Security concerns about Internet of Things (IoT) consumer gear has now spread to speeding cameras used in smart cities.
TheNewspaper.com rang alarm bells about the proliferation of connected smart city technology that is vulnerable to hackers.
Specifically it reported on worrying Kaspersky Lab research that found a large number of connected speeding cameras deployed in smart city initiatives were easily hackable.
Kaspersky published its results in a paper for a conference that looked at smart city security hazards.
The Russian researchers explored the security vulnerabilities related to smart city technology using the Shodan search engine. They suspected many cities are deploying IoT devices to jump on the smart city bandwagon without fully examining how secure the technology is.
In their research they found many instances of traffic cameras that were vulnerable to hackers, made by vendors like Redflex Traffic Systems.
“We found speedcam IP addresses by pure chance… We decided to check that passwords were being used,” said Vladimir Dashchenko and Denis Makrushin from Kaspersky Lab.

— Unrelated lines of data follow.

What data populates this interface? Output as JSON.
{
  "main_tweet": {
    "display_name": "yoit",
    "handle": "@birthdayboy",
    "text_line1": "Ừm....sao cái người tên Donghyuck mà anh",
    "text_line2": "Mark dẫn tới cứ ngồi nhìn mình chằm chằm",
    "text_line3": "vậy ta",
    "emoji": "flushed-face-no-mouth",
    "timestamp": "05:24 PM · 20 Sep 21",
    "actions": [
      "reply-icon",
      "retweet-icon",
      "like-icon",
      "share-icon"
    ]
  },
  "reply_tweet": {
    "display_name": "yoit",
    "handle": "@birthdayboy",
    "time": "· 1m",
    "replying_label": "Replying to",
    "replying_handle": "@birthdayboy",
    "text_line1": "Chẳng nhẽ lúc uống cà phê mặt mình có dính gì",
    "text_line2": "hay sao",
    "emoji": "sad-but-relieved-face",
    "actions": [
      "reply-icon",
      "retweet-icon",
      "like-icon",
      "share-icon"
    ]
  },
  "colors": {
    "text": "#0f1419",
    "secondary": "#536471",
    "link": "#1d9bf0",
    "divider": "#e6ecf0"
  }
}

“Imagine our surprise when we realized there was no password and the entire video stream was available to all Internet users. Openly broadcast data includes not only the video stream itself, but additional data, such as the geographical coordinates of cameras, as well.”
A roadmap to hacking a smart city?
Security weaknesses extended into other municipal systems via routers and other equipment used for automated ticketing.
The cause of these vulnerabilities are usually neglectful system administrators often do not set up passwords when installing IoT devices, opening them up to hackers from around the globe.
“Even in not so smart cities, those devices are already processing gigabytes of citizens’ data and unfortunately are not always secure enough to defend against third parties set on manipulating them,” said the Kaspersky researchers.
This follows earlier reports that the U.S. government is increasingly worried that IoT technology harbors lurking security threats, particularly from terrorists. Various government departments had set up initiatives to assessing the threat posed by this new technology, and to find ways to properly combat next-generation terrorism tactics.